June 2019: Support your tribe – SurfAid

Nothing like a bit of an incident when you’re travelling in a remote area to provide a sharp reminder of how lucky we are to have the health care we do in Australia. And how many people in other places are going without that level of medical support and resources.

We recently got back from a ten-day family holiday in Indonesia. Highlights included meeting lovely people, relaxing overlooking gorgeous tropical views, and escaping Melbourne’s freezing winter for a while. As with any travel to less developed countries there was also a healthy dose of guilt involved: environmental damage via our flights, inequality of lifestyles, the ability to pay for activities geared exclusively to tourists.

The one activity our kids had their hearts set on was surfing. We’ve all surfed before, but by no means are anywhere near proficient… as evidenced by our collection of surfing injury stories. The fact that we have surfing injury stories should have been warning in itself, but off we went surfing again nevertheless. Because it’s so much fun!

And as a result of our hedonistic pursuits we have a new surfing injury tale to add to our set. Whoever saw that coming?!

Being injured on a remote third-world island, a good hour or two by boat and road from the nearest hospital, brought home rapidly how lucky we are to have the healthcare we do in Melbourne.

So of course it was top of mind when thinking about where to make this month’s charity donation – it had to go to some sort of effective health care charity, preferably in Indonesia.

It completely tickled my fancy when we found SurfAid. What could be more perfect for this month’s donation, than a tribe of surfers who have banded together to push a wave of support to the health, well being and self reliance of people in isolated regions, including Indonesia?

SurfAid aim to provide very practical support – think materials to build water tanks, water taps and toilets for clean water and sanitation, mosquito nets to avoid malaria, materials for community health posts to support pregnant women, mothers and children, and materials for evacuation roads to help communities escape to safety if another tsunami hits. They are aiming to build the capacity of community members, schoolchildren, community health volunteers and relevant government staff to increase the independence and health status of communities and reduce the risk from natural disasters.

It’s a big thank you to the SurfAid tribe from us for their work in these remote communities. And for now, maybe we’ll just be sticking to dry land for a while.
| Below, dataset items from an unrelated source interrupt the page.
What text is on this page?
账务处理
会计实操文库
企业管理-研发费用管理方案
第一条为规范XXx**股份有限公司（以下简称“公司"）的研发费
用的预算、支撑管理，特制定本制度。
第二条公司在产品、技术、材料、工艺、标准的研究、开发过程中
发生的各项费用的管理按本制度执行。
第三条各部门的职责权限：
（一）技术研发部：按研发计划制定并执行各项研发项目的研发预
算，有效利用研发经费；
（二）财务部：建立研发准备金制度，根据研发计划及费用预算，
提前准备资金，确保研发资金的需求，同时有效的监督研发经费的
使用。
April 2019: Water, water everywhere…

It seemed only fitting that as our kids have decided the last two months’ charities, it was time for Dave to have a turn. Despite a ridiculous schedule of full time work, volunteer soccer coaching which takes more time than the full time paid work, and a dash of overseas travel sprinkled on top, he managed to find time to research a great charity for April. Over to him to explain…

charity:water gives 100% of donations to clean water projects around the world.

In April it was my task to choose our charity donation for the month. As ever the task was to find a charity that did the most good with our money.

In researching I came across charity:water.  The charity was founded by a New York nightclub promoter Scott Harrison who burned out after a life of drugs and alcohol and decided to do something positive with his life. https://youtu.be/V4E1t2yIZlc (warning – video is ten minutes long so don’t start watching it when you’re rushing out of the house as we did…)

With 663 million people, or one in ten people in the world, without access to clean water, charity:water funds projects across the world to stop people having to drink dirty and polluted water, in turn preventing disease. Having access to clean water allows families to go to school, work and reduces stress on health care systems.

The charity is funded by private donations, with 100% of all public donations going to projects to provide clean water.

To date they’ve funded 38,113 water projects for 9.6 million people across Africa, Southern Asia and South America, and all projects are mapped and registered.

https://www.charitywater.org/our-projects/completed-projects

Like many fortunate people our family take for granted access to clean water at home, so this month the Tapping Family donated A$898.96 to charity:water. The money will help progress the vision of providing clean drinking water to the remaining 653.4 million people around the world who still do not have access to clean water and have to drink dirty unsafe water… putting their health and futures at risk. 

September 2018: High-quality healthcare in the Himalayas

In September and October we were lucky enough to have a family holiday to Nepal. A fortnight of exploring Kathmandu, mountain trekking, whitewater rafting and national parks. It is a beautiful place.

It is also poor. So much poorer than I expected. And the poverty seemed fairly universal.

With poverty comes self-sufficiency. More than 80% of Nepalese people still live in rural areas, and often grow their own food. In the areas we trekked there were no roads so any food was either grown locally or brought in by donkey.

With rural living comes isolation. And a lack of access to essential services, such as medical treatment.

We met a waiter who told us he looked after his mother and his sister as his father had become ill and they couldn’t afford the medical treatment he required so they had to ‘let him go’.

We knew we wanted our monthly donation to help in some small way.  We found Possible, an organization that provides sustainable health care to Nepal’s poorest communities.

And our monthly donation will provide 15 patients with quality healthcare they wouldn’t otherwise receive.